Dutch crime rate much higher than official figures indicate: report

The crime rate in the Netherlands is much higher than the official figures reflect, according to a confidential report by the police and Public Prosecutor that newspaper Trouw has in its possession. According to the newspaper, the report speaks of the public authorities facing a looming "unbridgeable disadvantage". 

The report was compiled for the new government that will take office after the parliamentary elections on March 15th. The police and Public Prosecutor attribute the discrepancy between the official figures and actual crime rte to a combination of a lack of capacity in the investigative services and a decrease in citizens' willingness to report a crime. The police's capacity is at such a low level that the public lis likely to lose confidence in law enforcement, while criminals gain confidence because they feel they can't be caught.

According to the report, Security and Justice Minister Ard van der Steur, and his predecessor Ivo Opstelten, mainly focus in parliament on the reduction of common crime. But the police, judiciary and for example mayors, increasingly get reports that the "development of crime is less positive than the figures think." The police also don't see a great chunk of the crimes committed, the report says. Law enforcement has insufficient capacity to detect crime itself, mainly relying on the victim to report it. 

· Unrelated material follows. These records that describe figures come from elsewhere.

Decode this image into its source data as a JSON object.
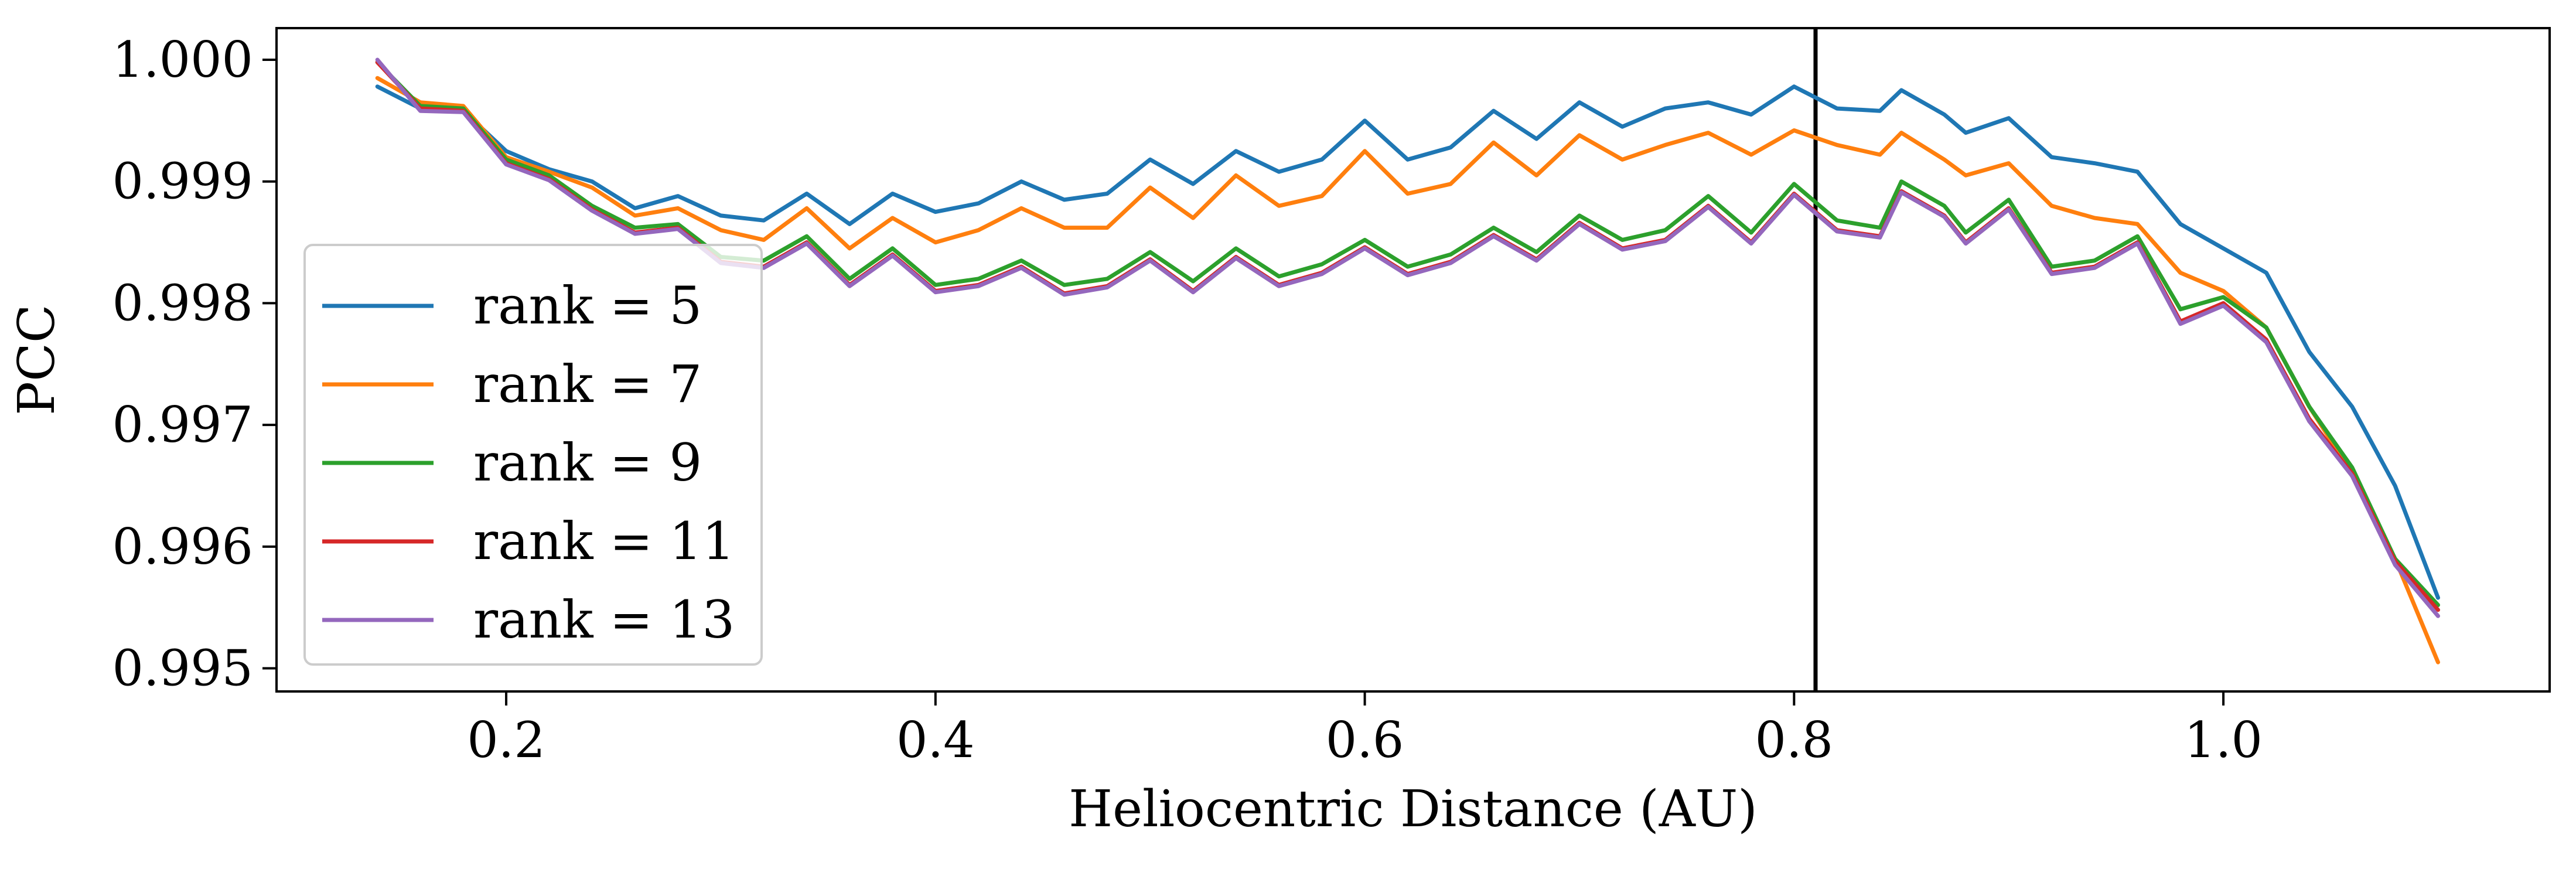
{
  "chart_data": {
    "type": "line",
    "title": "",
    "xlabel": "Heliocentric Distance (AU)",
    "ylabel": "PCC",
    "xlim": [
      0.093,
      1.152
    ],
    "ylim": [
      0.99481,
      1.00026
    ],
    "xticks": [
      "0.2",
      "0.4",
      "0.6",
      "0.8",
      "1.0"
    ],
    "yticks": [
      "0.995",
      "0.996",
      "0.997",
      "0.998",
      "0.999",
      "1.000"
    ],
    "grid": false,
    "legend_position": "lower-left",
    "vline": {
      "x": 0.81,
      "color": "#000000"
    },
    "series": [
      {
        "name": "rank = 5",
        "color": "#1f77b4",
        "x": [
          0.14,
          0.16,
          0.18,
          0.2,
          0.22,
          0.24,
          0.26,
          0.28,
          0.3,
          0.32,
          0.34,
          0.36,
          0.38,
          0.4,
          0.42,
          0.44,
          0.46,
          0.48,
          0.5,
          0.52,
          0.54,
          0.56,
          0.58,
          0.6,
          0.62,
          0.64,
          0.66,
          0.68,
          0.7,
          0.72,
          0.74,
          0.76,
          0.78,
          0.8,
          0.82,
          0.84,
          0.85,
          0.87,
          0.88,
          0.9,
          0.92,
          0.94,
          0.96,
          0.98,
          1.0,
          1.02,
          1.04,
          1.06,
          1.08,
          1.1
        ],
        "y": [
          0.99978,
          0.9996,
          0.99958,
          0.99925,
          0.9991,
          0.999,
          0.99878,
          0.99888,
          0.99872,
          0.99868,
          0.9989,
          0.99865,
          0.9989,
          0.99875,
          0.99882,
          0.999,
          0.99885,
          0.9989,
          0.99918,
          0.99898,
          0.99925,
          0.99908,
          0.99918,
          0.9995,
          0.99918,
          0.99928,
          0.99958,
          0.99935,
          0.99965,
          0.99945,
          0.9996,
          0.99965,
          0.99955,
          0.99978,
          0.9996,
          0.99958,
          0.99975,
          0.99955,
          0.9994,
          0.99952,
          0.9992,
          0.99915,
          0.99908,
          0.99865,
          0.99845,
          0.99825,
          0.9976,
          0.99715,
          0.9965,
          0.99558
        ]
      },
      {
        "name": "rank = 7",
        "color": "#ff7f0e",
        "x": [
          0.14,
          0.16,
          0.18,
          0.2,
          0.22,
          0.24,
          0.26,
          0.28,
          0.3,
          0.32,
          0.34,
          0.36,
          0.38,
          0.4,
          0.42,
          0.44,
          0.46,
          0.48,
          0.5,
          0.52,
          0.54,
          0.56,
          0.58,
          0.6,
          0.62,
          0.64,
          0.66,
          0.68,
          0.7,
          0.72,
          0.74,
          0.76,
          0.78,
          0.8,
          0.82,
          0.84,
          0.85,
          0.87,
          0.88,
          0.9,
          0.92,
          0.94,
          0.96,
          0.98,
          1.0,
          1.02,
          1.04,
          1.06,
          1.08,
          1.1
        ],
        "y": [
          0.99985,
          0.99965,
          0.99962,
          0.9992,
          0.99908,
          0.99895,
          0.99872,
          0.99878,
          0.9986,
          0.99852,
          0.99878,
          0.99845,
          0.9987,
          0.9985,
          0.9986,
          0.99878,
          0.99862,
          0.99862,
          0.99895,
          0.9987,
          0.99905,
          0.9988,
          0.99888,
          0.99925,
          0.9989,
          0.99898,
          0.99932,
          0.99905,
          0.99938,
          0.99918,
          0.9993,
          0.9994,
          0.99922,
          0.99942,
          0.9993,
          0.99922,
          0.9994,
          0.99918,
          0.99905,
          0.99915,
          0.9988,
          0.9987,
          0.99865,
          0.99825,
          0.9981,
          0.9978,
          0.99715,
          0.9966,
          0.9959,
          0.99505
        ]
      },
      {
        "name": "rank = 9",
        "color": "#2ca02c",
        "x": [
          0.14,
          0.16,
          0.18,
          0.2,
          0.22,
          0.24,
          0.26,
          0.28,
          0.3,
          0.32,
          0.34,
          0.36,
          0.38,
          0.4,
          0.42,
          0.44,
          0.46,
          0.48,
          0.5,
          0.52,
          0.54,
          0.56,
          0.58,
          0.6,
          0.62,
          0.64,
          0.66,
          0.68,
          0.7,
          0.72,
          0.74,
          0.76,
          0.78,
          0.8,
          0.82,
          0.84,
          0.85,
          0.87,
          0.88,
          0.9,
          0.92,
          0.94,
          0.96,
          0.98,
          1.0,
          1.02,
          1.04,
          1.06,
          1.08,
          1.1
        ],
        "y": [
          0.99998,
          0.99962,
          0.9996,
          0.99918,
          0.99905,
          0.9988,
          0.99862,
          0.99865,
          0.99838,
          0.99835,
          0.99855,
          0.9982,
          0.99845,
          0.99815,
          0.9982,
          0.99835,
          0.99815,
          0.9982,
          0.99842,
          0.99818,
          0.99845,
          0.99822,
          0.99832,
          0.99852,
          0.9983,
          0.9984,
          0.99862,
          0.99842,
          0.99872,
          0.99852,
          0.9986,
          0.99888,
          0.99858,
          0.99898,
          0.99868,
          0.99862,
          0.999,
          0.9988,
          0.99858,
          0.99885,
          0.9983,
          0.99835,
          0.99855,
          0.99795,
          0.99805,
          0.9978,
          0.99715,
          0.99665,
          0.9959,
          0.99552
        ]
      },
      {
        "name": "rank = 11",
        "color": "#d62728",
        "x": [
          0.14,
          0.16,
          0.18,
          0.2,
          0.22,
          0.24,
          0.26,
          0.28,
          0.3,
          0.32,
          0.34,
          0.36,
          0.38,
          0.4,
          0.42,
          0.44,
          0.46,
          0.48,
          0.5,
          0.52,
          0.54,
          0.56,
          0.58,
          0.6,
          0.62,
          0.64,
          0.66,
          0.68,
          0.7,
          0.72,
          0.74,
          0.76,
          0.78,
          0.8,
          0.82,
          0.84,
          0.85,
          0.87,
          0.88,
          0.9,
          0.92,
          0.94,
          0.96,
          0.98,
          1.0,
          1.02,
          1.04,
          1.06,
          1.08,
          1.1
        ],
        "y": [
          0.99998,
          0.9996,
          0.99958,
          0.99915,
          0.99902,
          0.99877,
          0.99858,
          0.99862,
          0.99834,
          0.9983,
          0.9985,
          0.99815,
          0.9984,
          0.9981,
          0.99815,
          0.9983,
          0.99808,
          0.99814,
          0.99836,
          0.9981,
          0.99838,
          0.99815,
          0.99825,
          0.99846,
          0.99824,
          0.99834,
          0.99856,
          0.99836,
          0.99866,
          0.99845,
          0.99852,
          0.9988,
          0.9985,
          0.9989,
          0.9986,
          0.99855,
          0.99892,
          0.99872,
          0.9985,
          0.99878,
          0.99825,
          0.9983,
          0.9985,
          0.99785,
          0.998,
          0.9977,
          0.99705,
          0.9966,
          0.99588,
          0.99548
        ]
      },
      {
        "name": "rank = 13",
        "color": "#9467bd",
        "x": [
          0.14,
          0.16,
          0.18,
          0.2,
          0.22,
          0.24,
          0.26,
          0.28,
          0.3,
          0.32,
          0.34,
          0.36,
          0.38,
          0.4,
          0.42,
          0.44,
          0.46,
          0.48,
          0.5,
          0.52,
          0.54,
          0.56,
          0.58,
          0.6,
          0.62,
          0.64,
          0.66,
          0.68,
          0.7,
          0.72,
          0.74,
          0.76,
          0.78,
          0.8,
          0.82,
          0.84,
          0.85,
          0.87,
          0.88,
          0.9,
          0.92,
          0.94,
          0.96,
          0.98,
          1.0,
          1.02,
          1.04,
          1.06,
          1.08,
          1.1
        ],
        "y": [
          1.0,
          0.99958,
          0.99957,
          0.99914,
          0.99901,
          0.99876,
          0.99857,
          0.99861,
          0.99833,
          0.99829,
          0.99849,
          0.99814,
          0.99839,
          0.99809,
          0.99814,
          0.99829,
          0.99807,
          0.99813,
          0.99835,
          0.99809,
          0.99837,
          0.99814,
          0.99824,
          0.99845,
          0.99823,
          0.99833,
          0.99855,
          0.99835,
          0.99865,
          0.99844,
          0.99851,
          0.99879,
          0.99849,
          0.99889,
          0.99859,
          0.99854,
          0.99891,
          0.99871,
          0.99849,
          0.99877,
          0.99824,
          0.99829,
          0.99849,
          0.99783,
          0.99798,
          0.99768,
          0.99703,
          0.99658,
          0.99585,
          0.99543
        ]
      }
    ]
  }
}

The gap between the crime experienced by citizens and recorded crimes is around 3.5 million crimes large, according to the report. In 2015 the police registered 960 thousand crimes, the bulk of them based on a victim filing a report. But the annual victim survey of that year, conducted under 65 thousand people over the age of 15 years, showed that 18 percent of respondents were the victim of a crime in 2015, some more than once. That comes down to 34 crimes per 100 inhabitants. Calculating that to the total population over the age of 15, and you get a massive 4.5 million crimes in 2015, ranging from bicycle theft to threats.

The police and Prosecutor partly attribute the gap to the population starting to accept crimes like theft as a social phenomenon and not reporting it to the police. Over the past decade the willingness to report such crimes decreased by 23 percent.

The authors of the report stress that especially now, in a time of international turmoil and rising tension, it is important to keep the gap between crime and investigative capacity as small as possible.

Of the total crimes reported to the police, investigators puts 57 percent to one side, mostly due to the lack of sufficient clues to lead to a resolution. Internet reports in particular are set aside very often, 70 percent. Most of these don't have any indications of a possible perpetrator or other evidence that could lead to a suspect.

Of the 412 thousand reports that the police do process, 117 thousand are closed without a suspect, the report says according to the newspaper. The Public Prosecutor receives about 225 thousand cases. 37 thousand of them ended in dismissal. Eventually about 170 thousand cases end up being prosecuted. That is 18 percent of the recorded crime.